Generative AI
Module aims
This comprehensive module provides students with a deep understanding of generative AI by exploring its theoretical foundations and practical applications. Covering key concepts in generative models, the module introduces techniques such as Variational Autoencoders (VAEs), Generative Adversarial Networks (GANs), Diffusion Models, Transformers, and Autoregressive Model (AR), equipping learners with the skills to design and implement these models effectively.
With a strong focus in the module on real-world applications, students will critically assess the strengths and limitations of different generative AI approaches. The module also emphasizes the ethical considerations surrounding AI-generated content, ensuring learners are prepared to address potential risks and societal impacts. Throughout the module, students engage in hands-on coding exercises, and case studies, progressively building a strategic understanding of generative AI deployment.
Learning outcomes
1. Demonstrate a comprehensive understanding of the theoretical foundations of generative AI, including core principles, mathematical frameworks, and distinctions from discriminative models.
2. Design, implement, and rigorously evaluate leading generative AI techniques, such as VAEs, GANs, diffusion models, Transformers, and autoregressive models, across a variety of data modalities (text, audio, image, 3D, and video).
3. Apply deep learning concepts and hands-on coding skills to real-world problems, leveraging generative models for innovative applications and critically comparing the strengths and limitations of each approach.
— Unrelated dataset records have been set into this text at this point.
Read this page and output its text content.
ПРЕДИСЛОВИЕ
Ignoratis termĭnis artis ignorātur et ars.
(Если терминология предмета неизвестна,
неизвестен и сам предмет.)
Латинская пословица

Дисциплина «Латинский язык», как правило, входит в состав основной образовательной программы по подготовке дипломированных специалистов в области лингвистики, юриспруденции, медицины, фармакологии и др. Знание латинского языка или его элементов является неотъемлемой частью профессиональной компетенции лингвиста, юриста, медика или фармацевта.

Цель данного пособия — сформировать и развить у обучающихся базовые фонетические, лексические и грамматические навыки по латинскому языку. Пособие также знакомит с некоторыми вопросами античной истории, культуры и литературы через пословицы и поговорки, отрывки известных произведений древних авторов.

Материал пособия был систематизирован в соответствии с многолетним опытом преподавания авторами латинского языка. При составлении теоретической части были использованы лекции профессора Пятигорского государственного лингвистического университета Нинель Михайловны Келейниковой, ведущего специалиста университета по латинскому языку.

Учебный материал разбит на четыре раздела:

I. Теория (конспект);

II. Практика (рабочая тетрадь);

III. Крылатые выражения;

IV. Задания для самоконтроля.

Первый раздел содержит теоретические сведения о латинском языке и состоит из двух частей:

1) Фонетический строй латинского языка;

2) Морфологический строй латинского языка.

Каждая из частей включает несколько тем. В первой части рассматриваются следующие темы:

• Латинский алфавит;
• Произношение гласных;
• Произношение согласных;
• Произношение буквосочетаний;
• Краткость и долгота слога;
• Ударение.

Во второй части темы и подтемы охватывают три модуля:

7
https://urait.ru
4. Identify, analyze, and address ethical and societal challenges associated with generative AI, including responsible deployment, risk mitigation, and the impact of synthetic media on society.
Module syllabus
1: Preliminary: Basics of Deep Learning
• Neural networks
• Loss functions
• Optimization algorithms
• Training techniques
2: Introduction to Generative AI
• Overview of Discriminative vs. Generative models
• Introduction to unsupervised learning and probability in generative models
• Types of generative models and key applications
3: Text Generation
• Generative models for text: text tokenizer, attention mechanisms, pretraining on unlabelled data, finetuning to follow instructions
• Applications: text completion, chatbots, translation, summarization
4: Audio Generation
• Generative models for audio: audio tokenization, semantic and acoustic modelling, audio LLM, audio detokenizer
• Applications: speech synthesis, music generation, audio restoration
• Ethics: voice cloning
5: Image Generation
• Generative models for image: VAEs (Variational inference, KL-divergence), GANs (adversarial learning), and Diffusion Models (forward and reverse diffusion process, denoising score matching)
• Applications: image synthesis, style transfer, inpainting
• Ethics: deepfakes
6: 3D Generation
• 3D representations: voxels, meshes, point clouds, Neural Radiance Fields (NeRF), and Gaussian Splatting
• Generative models for 3D: GAN-based (3D-GAN), Neural fields (NeRF), and Diffusion-based (Point-E, Magic3D)
• Applications: 3D object synthesis, virtual reality, augmented reality
7: Video Generation
• Video basics: representations (frame-based, optical flow, motion fields, spatial-temporal volumes) and challenges (temporal consistency, long-range dependency, high-dimensionality)
• Generative models for video: Autoregressive models (VideoGPT), Diffusion-based models (Google Imagen Video, Runway Gen-4), temporal consistency, motion regularization, conditioning techniques.
• Applications: entertainment, simulation, robotics
Teaching methods
• Lectures: Weekly lectures to cover foundational concepts and theoretical principles.
• Tutorials: Problem-solving sessions to reinforce concepts and discuss practical challenges.
• Lab Sessions: Hands-on coding exercises in Jupyter notebooks, focusing on implementing generative models.
An online service will be used as a discussion forum for the module.
Assessments
The assessment will consist of two components: a hands-on coursework and a final written examination.
1. Coursework (30%): Hands-on project involving the implementation of a generative model to solve a chosen problem using the Jupyter Notebook.
2. Final Exam (70%): Written exam assessing theoretical understanding of key generative AI models, mathematical foundations, and practical challenges.
Detailed written feedback will be given for each assessed assignment, along with class-wide feedback that highlights common pitfalls and provides suggestions for improvement. This approach ensures that students receive both individualized and general guidance to enhance their learning and performance.